緊張感のないその表情を見る限りでは、到底……この男が新撰組一の戦闘狂とは思えない。

「……お前、今日は山崎と二人で見回りじゃなかったか」
「それが、屯所に山崎がいなくて」
「は?」
「行幸の日が近いから、護衛の仕事で手いっぱいなんじゃないかって。……誰かついてくる?って聞いたのに、他の隊士はひとりで行けって言うし。もう、今日はお団子でも食べながら歩かないとやってられないんです」
「……いつも食べているだろう、お前は」

斎藤と見回りに行く際も、目を離せばすぐ沖田は店に吸い込まれてしまう。
手元には、いつもカステラや大福やきんつばと、甘いものがあるのが当たり前で、斎藤はそれに徐々に慣れつつある自分に気づいて顔をしかめた。

「さすがにお団子はないんですけど、金平糖食べます?」
「いらん」
「ええ、もらってくれたら交換条件で見回り付き合ってもらおうと思ったのに」

沖田はそう言うと、取り出したばかりの金平糖の袋を袖にしまう。
少しだけ重そうなその袖には、おそらく金平糖のほかにもたくさんの菓子が詰まっているのだろうとうかがえた。

「……見回りは、ひとりのほうが気楽だろう。
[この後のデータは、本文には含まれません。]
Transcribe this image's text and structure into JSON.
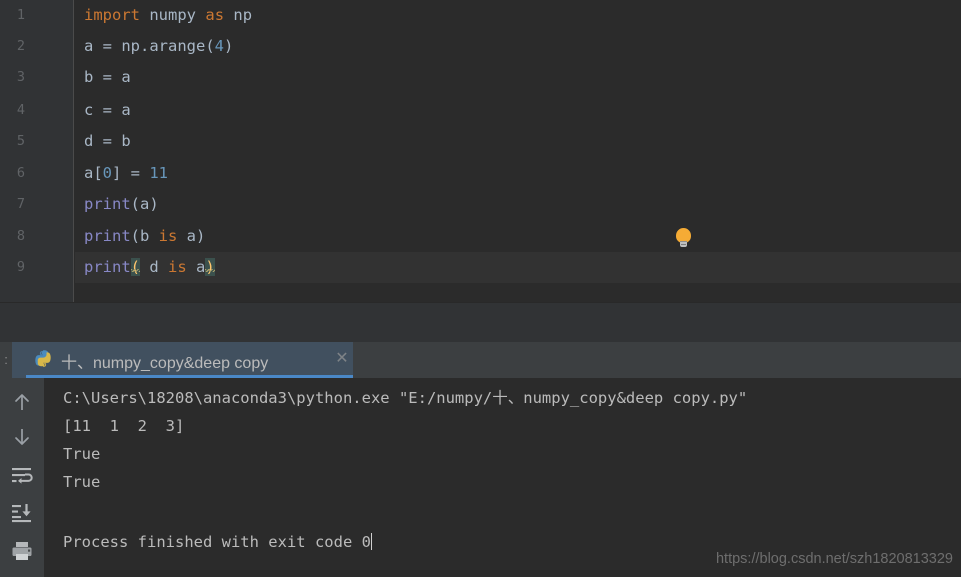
{
  "editor": {
    "line_numbers": [
      "1",
      "2",
      "3",
      "4",
      "5",
      "6",
      "7",
      "8",
      "9"
    ],
    "current_line": 9,
    "lines": [
      {
        "n": 1,
        "tokens": [
          {
            "t": "import",
            "c": "kw"
          },
          {
            "t": " ",
            "c": "plain"
          },
          {
            "t": "numpy",
            "c": "plain"
          },
          {
            "t": " ",
            "c": "plain"
          },
          {
            "t": "as",
            "c": "kw"
          },
          {
            "t": " ",
            "c": "plain"
          },
          {
            "t": "np",
            "c": "plain"
          }
        ]
      },
      {
        "n": 2,
        "tokens": [
          {
            "t": "a = np.arange(",
            "c": "plain"
          },
          {
            "t": "4",
            "c": "num"
          },
          {
            "t": ")",
            "c": "plain"
          }
        ]
      },
      {
        "n": 3,
        "tokens": [
          {
            "t": "b = a",
            "c": "plain"
          }
        ]
      },
      {
        "n": 4,
        "tokens": [
          {
            "t": "c = a",
            "c": "plain"
          }
        ]
      },
      {
        "n": 5,
        "tokens": [
          {
            "t": "d = b",
            "c": "plain"
          }
        ]
      },
      {
        "n": 6,
        "tokens": [
          {
            "t": "a[",
            "c": "plain"
          },
          {
            "t": "0",
            "c": "num"
          },
          {
            "t": "] = ",
            "c": "plain"
          },
          {
            "t": "11",
            "c": "num"
          }
        ]
      },
      {
        "n": 7,
        "tokens": [
          {
            "t": "print",
            "c": "fn"
          },
          {
            "t": "(a)",
            "c": "plain"
          }
        ]
      },
      {
        "n": 8,
        "tokens": [
          {
            "t": "print",
            "c": "fn"
          },
          {
            "t": "(b ",
            "c": "plain"
          },
          {
            "t": "is",
            "c": "kw"
          },
          {
            "t": " a)",
            "c": "plain"
          }
        ]
      },
      {
        "n": 9,
        "tokens": [
          {
            "t": "print",
            "c": "fn"
          },
          {
            "t": "(",
            "c": "brkt"
          },
          {
            "t": " d ",
            "c": "plain"
          },
          {
            "t": "is",
            "c": "kw"
          },
          {
            "t": " a",
            "c": "plain"
          },
          {
            "t": ")",
            "c": "brkt"
          }
        ]
      }
    ],
    "plain_text": [
      "import numpy as np",
      "a = np.arange(4)",
      "b = a",
      "c = a",
      "d = b",
      "a[0] = 11",
      "print(a)",
      "print(b is a)",
      "print( d is a)"
    ],
    "intention_bulb": {
      "icon": "lightbulb-icon",
      "line": 8
    },
    "colors": {
      "background": "#2b2b2b",
      "gutter": "#313335",
      "keyword": "#cc7832",
      "number": "#6897bb",
      "function": "#8888c6",
      "identifier": "#a9b7c6",
      "bracket_match": "#ffc66d",
      "bracket_match_bg": "#3b514d",
      "line_number": "#606366",
      "current_line_bg": "#323232"
    }
  },
  "run_window": {
    "strip_label": ":",
    "tab": {
      "icon": "python-icon",
      "title": "十、numpy_copy&deep copy",
      "close_icon": "close-icon",
      "active": true,
      "underline_color": "#4a88c7",
      "background": "#41505f"
    },
    "toolbar": [
      {
        "icon": "arrow-up-icon",
        "name": "up-the-stack-trace"
      },
      {
        "icon": "arrow-down-icon",
        "name": "down-the-stack-trace"
      },
      {
        "icon": "soft-wrap-icon",
        "name": "soft-wrap"
      },
      {
        "icon": "scroll-to-end-icon",
        "name": "scroll-to-end"
      },
      {
        "icon": "print-icon",
        "name": "print"
      }
    ],
    "console_lines": [
      "C:\\Users\\18208\\anaconda3\\python.exe \"E:/numpy/十、numpy_copy&deep copy.py\"",
      "[11  1  2  3]",
      "True",
      "True",
      "",
      "Process finished with exit code 0"
    ],
    "exit_code_line": "Process finished with exit code 0"
  },
  "watermark": {
    "text": "https://blog.csdn.net/szh1820813329"
  }
}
隣で、団子を食うなと説教をされることもない」
「うーん、それはそうなんですけど。やっぱり、信頼してる人に背中を預けられるっていうのはいいじゃないですか。……近藤さんと土方さんみたいに」

斎藤の目をまっすぐに見つめながら言う沖田に、少しだけたじろぐ。
この男は掴み切れないような性格をしていて、けれど……どこかで憎み切れない、そういう魅力があった。

(これを狙ってやっているのなら……相当な策士だな)

「なんで黙るんですか、斎藤さん」
「俺は、いまだかつてお前を信頼していると一度も言った覚えはないが」
「えっ、嘘。僕完全に斎藤さんに気に入られてると思ってました」
「自意識過剰じゃないのか」

斎藤は沖田の言葉をふっと鼻で笑い、そのまま少しだけ歩く速度を速める。わずかに遅れた沖田はそれに小走りで追いつくと、恨めし気に彼の顔を見つめた。

「ええー……僕ばっかり斎藤さんを信頼してると思ったら、なんか腹が立ってきた。……信頼してもらえるまで、しばらく斎藤さんと見回りをさせてくれって土方さんに申し出ようかなあ」
「……信頼してる」
「あっ、すごい薄っぺらい感じで言った」
「鬱陶しい、袖を掴むな」

ぐいぐいとそばに迫る沖田から距離をとりながら、斎藤は早足に大通りを歩いていく。

(本当は、非番だが……まあ、付き合ってやらないこともないか)

「あまり遅いと置いていくぞ」

少し後ろにいる沖田の方を振り返り、斎藤が笑う。
予期せず相棒に恵まれた沖田は、斎藤の隣に並ぶと、いつもより少しだけ賑やかな街の中をゆっくりと歩き出した。